You’ll get nothing and like it.— Judge Smails (Ted Knight)
The market is starting to realize they may not be getting those rate cuts from the Fed anytime soon. The yield of the 10-year U.S. Treasury bond climbed back above 4.00%, snapping a string of three weekly declines. Mostly, positive economic data fueled concerns that the U.S. Federal Reserve could delay interest-rate cuts. The 10-year Treasury’s closing yield on Friday was 4.04%, up from 3.88% at the end of the previous week. The recently released Fed meeting minutes aligned with my view that the Fed will be cautious. Another small increase could still be in the cards and the market will have to wait longer before the see rate cuts. I think 2024 will be a positive year for both stocks and bonds. I expect this year to be a much more volatile year than last year largely because I think the market is still over estimating how much the Fed will cut interest rates.
Thank you very little.— Ty Webb (Chevy Chase)

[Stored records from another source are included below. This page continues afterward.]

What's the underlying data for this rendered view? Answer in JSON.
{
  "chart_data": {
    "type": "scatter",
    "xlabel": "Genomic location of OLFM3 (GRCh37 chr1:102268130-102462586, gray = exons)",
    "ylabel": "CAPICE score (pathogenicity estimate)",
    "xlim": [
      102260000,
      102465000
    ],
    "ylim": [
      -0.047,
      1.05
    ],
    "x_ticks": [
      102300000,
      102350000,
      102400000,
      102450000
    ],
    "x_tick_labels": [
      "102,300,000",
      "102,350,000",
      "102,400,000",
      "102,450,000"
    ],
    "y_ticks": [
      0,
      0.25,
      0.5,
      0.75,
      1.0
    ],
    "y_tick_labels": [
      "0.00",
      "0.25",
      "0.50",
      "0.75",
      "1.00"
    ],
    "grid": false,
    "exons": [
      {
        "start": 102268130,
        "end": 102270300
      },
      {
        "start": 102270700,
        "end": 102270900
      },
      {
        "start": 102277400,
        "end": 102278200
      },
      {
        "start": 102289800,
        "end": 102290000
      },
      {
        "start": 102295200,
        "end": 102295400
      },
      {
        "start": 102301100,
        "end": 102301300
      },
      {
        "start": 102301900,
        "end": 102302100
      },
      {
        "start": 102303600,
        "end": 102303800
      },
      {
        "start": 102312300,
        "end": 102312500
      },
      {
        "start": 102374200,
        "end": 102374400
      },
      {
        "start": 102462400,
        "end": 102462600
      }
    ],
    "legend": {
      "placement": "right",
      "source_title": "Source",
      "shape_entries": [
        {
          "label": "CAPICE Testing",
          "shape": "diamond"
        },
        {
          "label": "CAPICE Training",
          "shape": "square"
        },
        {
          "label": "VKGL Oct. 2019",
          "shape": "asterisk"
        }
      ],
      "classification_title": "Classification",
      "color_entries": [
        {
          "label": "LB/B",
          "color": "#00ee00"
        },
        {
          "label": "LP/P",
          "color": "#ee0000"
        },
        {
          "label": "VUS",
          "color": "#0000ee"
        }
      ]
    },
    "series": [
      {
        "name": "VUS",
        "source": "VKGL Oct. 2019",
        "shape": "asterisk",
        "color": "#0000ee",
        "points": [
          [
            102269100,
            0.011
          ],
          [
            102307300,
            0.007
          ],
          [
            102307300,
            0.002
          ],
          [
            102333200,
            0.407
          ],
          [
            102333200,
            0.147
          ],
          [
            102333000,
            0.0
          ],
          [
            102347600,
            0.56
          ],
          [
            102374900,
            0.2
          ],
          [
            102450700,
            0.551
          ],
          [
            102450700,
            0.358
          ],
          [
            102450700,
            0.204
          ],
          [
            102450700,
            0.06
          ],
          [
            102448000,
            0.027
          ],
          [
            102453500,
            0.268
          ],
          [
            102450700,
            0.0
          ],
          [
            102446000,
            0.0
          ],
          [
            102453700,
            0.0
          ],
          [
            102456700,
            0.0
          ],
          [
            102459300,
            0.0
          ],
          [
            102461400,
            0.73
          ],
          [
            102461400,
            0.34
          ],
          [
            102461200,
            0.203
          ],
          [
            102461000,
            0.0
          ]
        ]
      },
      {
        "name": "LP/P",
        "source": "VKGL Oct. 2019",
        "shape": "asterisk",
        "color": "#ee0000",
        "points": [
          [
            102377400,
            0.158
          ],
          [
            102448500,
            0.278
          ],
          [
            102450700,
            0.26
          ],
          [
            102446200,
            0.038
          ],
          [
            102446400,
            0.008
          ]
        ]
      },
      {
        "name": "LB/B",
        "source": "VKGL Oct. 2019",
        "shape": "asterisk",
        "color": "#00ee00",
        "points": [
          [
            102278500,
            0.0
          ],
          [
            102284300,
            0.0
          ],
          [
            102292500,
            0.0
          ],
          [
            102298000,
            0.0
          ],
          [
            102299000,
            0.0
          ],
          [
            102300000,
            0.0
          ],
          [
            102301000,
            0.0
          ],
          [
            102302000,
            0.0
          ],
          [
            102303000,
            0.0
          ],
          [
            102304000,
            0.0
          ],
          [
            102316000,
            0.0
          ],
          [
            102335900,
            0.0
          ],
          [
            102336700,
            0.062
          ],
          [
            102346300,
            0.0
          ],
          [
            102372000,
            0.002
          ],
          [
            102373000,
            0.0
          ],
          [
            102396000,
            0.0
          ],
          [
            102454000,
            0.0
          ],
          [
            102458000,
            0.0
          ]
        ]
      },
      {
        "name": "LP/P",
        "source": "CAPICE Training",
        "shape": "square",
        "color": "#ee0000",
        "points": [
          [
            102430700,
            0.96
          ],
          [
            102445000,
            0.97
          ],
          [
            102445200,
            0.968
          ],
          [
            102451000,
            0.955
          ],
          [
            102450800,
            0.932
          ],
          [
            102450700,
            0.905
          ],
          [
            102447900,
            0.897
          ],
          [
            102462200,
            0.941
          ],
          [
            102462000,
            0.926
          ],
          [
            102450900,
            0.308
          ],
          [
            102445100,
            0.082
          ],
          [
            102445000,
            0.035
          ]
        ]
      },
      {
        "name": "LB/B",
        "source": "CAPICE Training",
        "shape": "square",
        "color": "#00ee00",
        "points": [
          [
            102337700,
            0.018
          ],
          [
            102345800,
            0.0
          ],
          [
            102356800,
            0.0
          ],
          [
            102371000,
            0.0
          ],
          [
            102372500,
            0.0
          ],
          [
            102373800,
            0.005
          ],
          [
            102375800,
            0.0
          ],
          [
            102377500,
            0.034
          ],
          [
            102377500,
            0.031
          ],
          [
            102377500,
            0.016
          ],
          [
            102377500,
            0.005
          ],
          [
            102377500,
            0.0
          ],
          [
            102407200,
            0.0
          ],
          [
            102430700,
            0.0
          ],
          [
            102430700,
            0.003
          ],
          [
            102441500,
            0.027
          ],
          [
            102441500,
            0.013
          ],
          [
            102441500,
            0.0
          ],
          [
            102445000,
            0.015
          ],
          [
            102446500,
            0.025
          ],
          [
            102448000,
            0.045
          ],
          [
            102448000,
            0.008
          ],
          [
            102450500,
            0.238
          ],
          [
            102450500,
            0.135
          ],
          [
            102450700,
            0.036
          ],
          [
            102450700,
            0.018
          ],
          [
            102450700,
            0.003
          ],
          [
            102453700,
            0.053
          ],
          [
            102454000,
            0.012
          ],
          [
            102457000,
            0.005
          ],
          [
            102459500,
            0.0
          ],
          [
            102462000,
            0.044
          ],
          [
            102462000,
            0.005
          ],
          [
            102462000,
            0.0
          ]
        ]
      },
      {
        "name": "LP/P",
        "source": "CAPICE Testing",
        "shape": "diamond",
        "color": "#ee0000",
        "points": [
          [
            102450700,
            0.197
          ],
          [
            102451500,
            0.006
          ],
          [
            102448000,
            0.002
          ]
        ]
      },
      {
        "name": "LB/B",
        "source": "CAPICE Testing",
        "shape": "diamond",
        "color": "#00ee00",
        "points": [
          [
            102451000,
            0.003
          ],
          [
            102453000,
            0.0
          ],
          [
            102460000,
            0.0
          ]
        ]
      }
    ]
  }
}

New Year, same divisions. Another potential government shutdown standoff is looming. Democratic and Republican lawmakers have just two weeks to craft a new spending deal to avoid a partial government shutdown. So it bears keeping an eye on. However, I expect members of Congress on both sides to grandstand about issues like the border and Ukraine but at the end of the day they will probably agree to a temporary resolution and kick the can further down the road.